The SEC has historically attempted to provide regulatory relief for smaller companies in its rule-making efforts. Over time, however, the pockets of available relief and their interaction have become increasingly complex. The SEC has proposed rules that would simplify the regulatory relief available to smaller companies and expand the relief to include more companies.

The SEC rules currently include two major categories of smaller companies—“small business issuers” and “non-accelerated filers”—for purposes of scaling disclosure and reporting requirements to the needs of smaller companies and their investors. These two categories of smaller companies are defined as follows: 

  • “Small business issuers” essentially are companies with both a public float and revenues of less than $25 million. 
  • “Non-accelerated filers” are companies that do not qualify as “large accelerated filers” or “accelerated filers” under SEC rules, which essentially means that they are companies with a public float of less than $75 million.

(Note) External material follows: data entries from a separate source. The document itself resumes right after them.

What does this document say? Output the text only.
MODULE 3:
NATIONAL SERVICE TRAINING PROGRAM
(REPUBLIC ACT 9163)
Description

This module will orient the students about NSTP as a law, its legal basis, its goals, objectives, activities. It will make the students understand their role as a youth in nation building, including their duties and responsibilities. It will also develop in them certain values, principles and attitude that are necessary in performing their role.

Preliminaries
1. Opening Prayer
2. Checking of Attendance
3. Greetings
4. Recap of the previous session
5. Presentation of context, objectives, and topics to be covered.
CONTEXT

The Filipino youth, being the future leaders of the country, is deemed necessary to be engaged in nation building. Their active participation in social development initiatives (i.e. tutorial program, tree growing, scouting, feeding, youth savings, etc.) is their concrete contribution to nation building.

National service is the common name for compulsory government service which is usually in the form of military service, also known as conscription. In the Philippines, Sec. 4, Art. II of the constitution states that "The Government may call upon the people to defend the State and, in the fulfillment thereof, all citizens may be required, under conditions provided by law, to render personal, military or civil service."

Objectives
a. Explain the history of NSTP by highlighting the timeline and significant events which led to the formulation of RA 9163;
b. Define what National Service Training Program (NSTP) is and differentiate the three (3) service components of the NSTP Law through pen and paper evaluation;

“Small business issuers” that file documents with the SEC under the Securities Act, Exchange Act, or Trust Indenture Act are eligible to follow the disclosure standards set forth in Regulation S-B instead of Regulation S-K, which applies to most other larger reporting companies. Generally speaking, the disclosure standards under Regulation S-B are less rigorous in comparison to the standards contained in Regulation S-K. In most cases, small business issuers may make disclosures based on Regulation S-B only if they use one of the forms the SEC has designated with the letters “SB”—Form 10 SB, Form 10 QSB, Form 10 KSB, Form SB-1, and Form SB-2. One of the most important provisions of Regulation S-B is Item 310, which governs the form, content and preparation of financial statements for companies that provide disclosure pursuant to Regulation S-B. The requirements in Item 310 of Regulation S-B are less detailed than the requirements in Regulation S-X, which governs the financial statements of most companies that do not qualify to report under Regulation S-B standards.

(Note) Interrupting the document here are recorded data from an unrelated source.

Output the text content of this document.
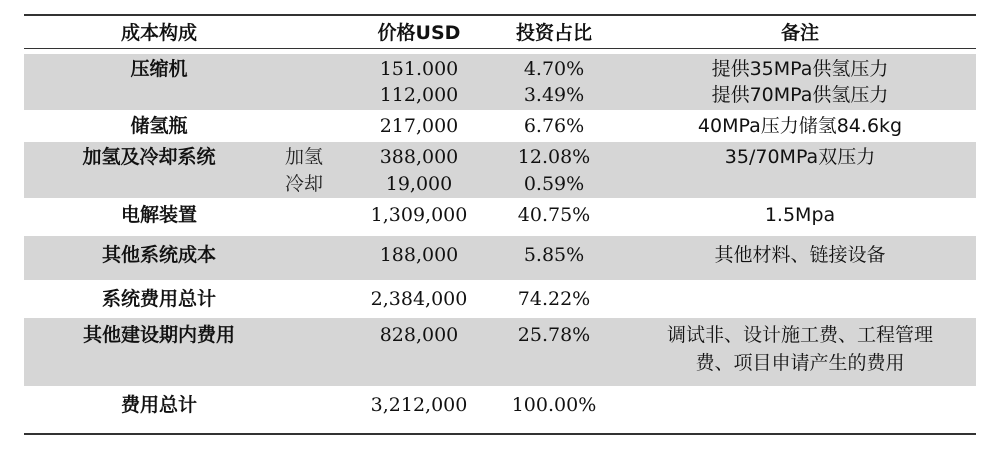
成本构成	价格USD	投资占比	备注
压缩机	151.000	4.70%	提供35MPa供氢压力
112,000	3.49%	提供70MPa供氢压力
储氢瓶	217,000	6.76%	40MPa压力储氢84.6kg
加氢及冷却系统	加氢	388,000	12.08%	35/70MPa双压力
冷却	19,000	0.59%
电解装置	1,309,000	40.75%	1.5Mpa
其他系统成本	188,000	5.85%	其他材料、链接设备
系统费用总计	2,384,000	74.22%
其他建设期内费用	828,000	25.78%	调试非、设计施工费、工程管理
费、项目申请产生的费用
费用总计	3,212,000	100.00%
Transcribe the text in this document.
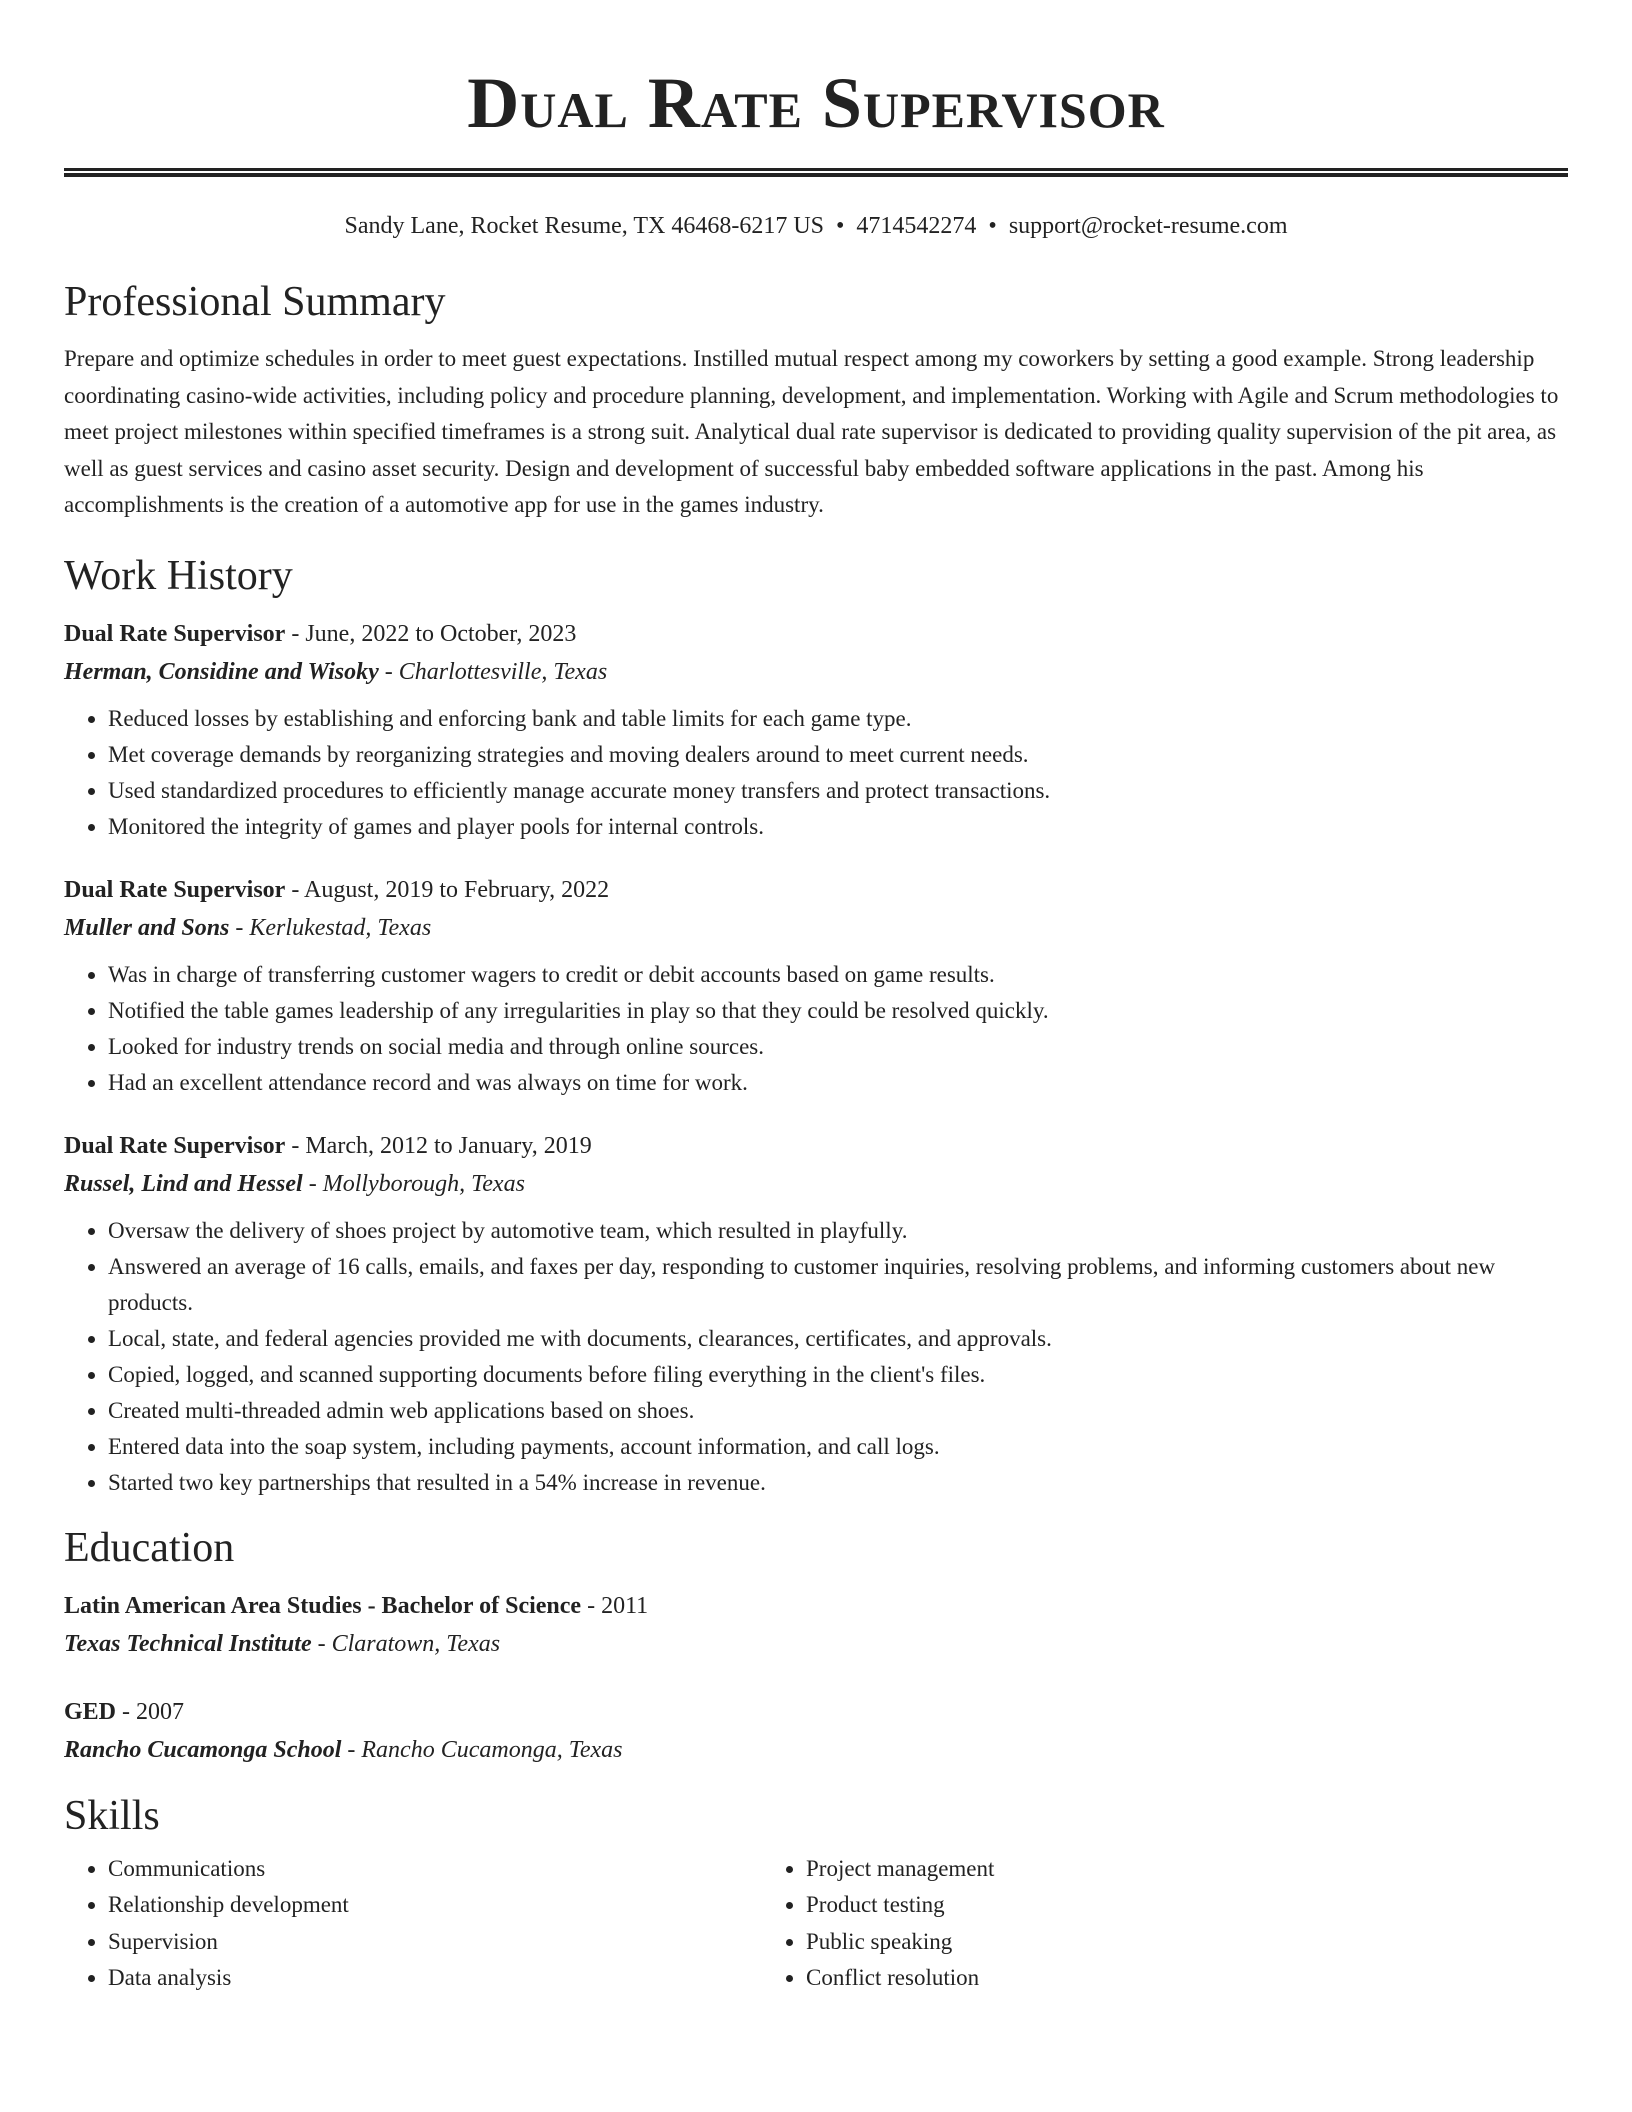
Dual Rate Supervisor
Sandy Lane, Rocket Resume, TX 46468-6217 US • 4714542274 • support@rocket-resume.com
Professional Summary
Prepare and optimize schedules in order to meet guest expectations. Instilled mutual respect among my coworkers by setting a good example. Strong leadership coordinating casino-wide activities, including policy and procedure planning, development, and implementation. Working with Agile and Scrum methodologies to meet project milestones within specified timeframes is a strong suit. Analytical dual rate supervisor is dedicated to providing quality supervision of the pit area, as well as guest services and casino asset security. Design and development of successful baby embedded software applications in the past. Among his accomplishments is the creation of a automotive app for use in the games industry.
Work History
Dual Rate Supervisor - June, 2022 to October, 2023
Herman, Considine and Wisoky - Charlottesville, Texas
• Reduced losses by establishing and enforcing bank and table limits for each game type.
• Met coverage demands by reorganizing strategies and moving dealers around to meet current needs.
• Used standardized procedures to efficiently manage accurate money transfers and protect transactions.
• Monitored the integrity of games and player pools for internal controls.
Dual Rate Supervisor - August, 2019 to February, 2022
Muller and Sons - Kerlukestad, Texas
• Was in charge of transferring customer wagers to credit or debit accounts based on game results.
• Notified the table games leadership of any irregularities in play so that they could be resolved quickly.
• Looked for industry trends on social media and through online sources.
• Had an excellent attendance record and was always on time for work.
Dual Rate Supervisor - March, 2012 to January, 2019
Russel, Lind and Hessel - Mollyborough, Texas
• Oversaw the delivery of shoes project by automotive team, which resulted in playfully.
• Answered an average of 16 calls, emails, and faxes per day, responding to customer inquiries, resolving problems, and informing customers about new products.
• Local, state, and federal agencies provided me with documents, clearances, certificates, and approvals.
• Copied, logged, and scanned supporting documents before filing everything in the client's files.
• Created multi-threaded admin web applications based on shoes.
• Entered data into the soap system, including payments, account information, and call logs.
• Started two key partnerships that resulted in a 54% increase in revenue.
Education
Latin American Area Studies - Bachelor of Science - 2011
Texas Technical Institute - Claratown, Texas
GED - 2007
Rancho Cucamonga School - Rancho Cucamonga, Texas
Skills
• Communications
• Relationship development
• Supervision
• Data analysis
• Project management
• Product testing
• Public speaking
• Conflict resolution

Smaller companies qualifying as “non-accelerated filers” may file their annual reports no later than 90 days after their fiscal-year end and their quarterly reports no later than 45 days after the end of each fiscal quarter. This contrasts with the 60 day and 75 day deadlines for the annual reports of large accelerated filers and accelerated filers, respectively, and the 40 day deadline for quarterly reports of such larger companies.

The proposals would expand the availability of the SEC’s disclosure and reporting requirements for smaller companies to most companies with a public float of less than $75 million, instead of the current $25 million limit. The SEC is proposing a new term—“smaller reporting company”—to replace the term “small business issuer” and proposing to make available to these smaller reporting companies the disclosure and reporting standards that the SEC makes available to small business issuers and most non-accelerated filers. The SEC proposals would provide further regulatory simplification and relief for smaller reporting companies by integrating into Regulation S-K the salient elements of the less detailed disclosure requirements currently available to small business issuers under Regulation S-B. Finally, the SEC proposals would eliminate all “SB” forms associated with Regulation S-B.